In the field of computational chemistry, predicting bond dissociation energies (BDEs) presents well-known challenges, particularly due to the multireference character of reactive systems. Many chemical reactions involve configurations where single-reference methods fall short, as the electronic structure can significantly change during bond breaking. As generating training data for partially broken bonds is a challenging task, even state-of-the-art reactive machine learning interatomic potentials (MLIPs) often fail to predict reliable BDEs and smooth dissociation curves. By contrast, simple and inexpensive physics-based models, such as the well-established Morse potential, do not suffer from any such limitations.
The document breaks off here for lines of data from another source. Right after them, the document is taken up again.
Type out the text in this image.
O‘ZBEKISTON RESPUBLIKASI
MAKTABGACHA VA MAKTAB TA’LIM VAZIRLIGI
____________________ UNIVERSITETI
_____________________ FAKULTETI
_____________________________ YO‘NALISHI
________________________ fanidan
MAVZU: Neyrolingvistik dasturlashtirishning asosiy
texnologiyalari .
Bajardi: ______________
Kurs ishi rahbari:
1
This work leverages the Morse potential to improve reactive MLIPs by augmenting the training data set with inexpensive Morse data along the dissociation pathways. This physics-constrained data augmentation (PCDA) approach results in MLIPs with smooth bond dissociation curves as well as near coupled-cluster level BDEs, all without requiring any expensive multireference quantum mechanical calculations. A case study for methane combustion demonstrates how the PCDA approach can improve an existing reactive MLIP, namely, ANI-1xnr. Not only are the BDEs and bond dissociation curves for all radicals and molecules significantly improved compared to ANI-1xnr but the PCDA-trained MLIP retains the reliability of ANI-1xnr when performing reactive molecular dynamics simulations.
在计算化学领域,预测键解离能(BDEs)存在诸多众所周知的挑战,尤其是由于反应体系具有多参考特征。许多化学反应涉及单参考方法失效的构型,因为在键断裂过程中电子结构会发生显著变化。由于生成部分断裂键的训练数据是一项具有挑战性的任务,即使是最先进的反应性机器学习原子间势(MLIPs)也常常无法预测可靠的BDEs和平滑的解离曲线。相比之下,简单且成本低廉的基于物理的模型,如成熟的莫尔斯势,不存在此类限制。这项工作利用莫尔斯势,通过沿解离路径用低成本的莫尔斯数据扩充训练数据集来改进反应性MLIPs。这种物理约束数据增强(PCDA)方法能得到具有平滑键解离曲线以及接近耦合簇水平BDEs的MLIPs,且无需任何昂贵的多参考量子力学计算。甲烷燃烧的案例研究展示了PCDA方法如何改进现有的反应性MLIP,即ANI - 1xnr。与ANI - 1xnr相比,所有自由基和分子的BDEs及键解离曲线都得到了显著改善,而且经PCDA训练的MLIP在进行反应性分子动力学模拟时保留了ANI - 1xnr的可靠性。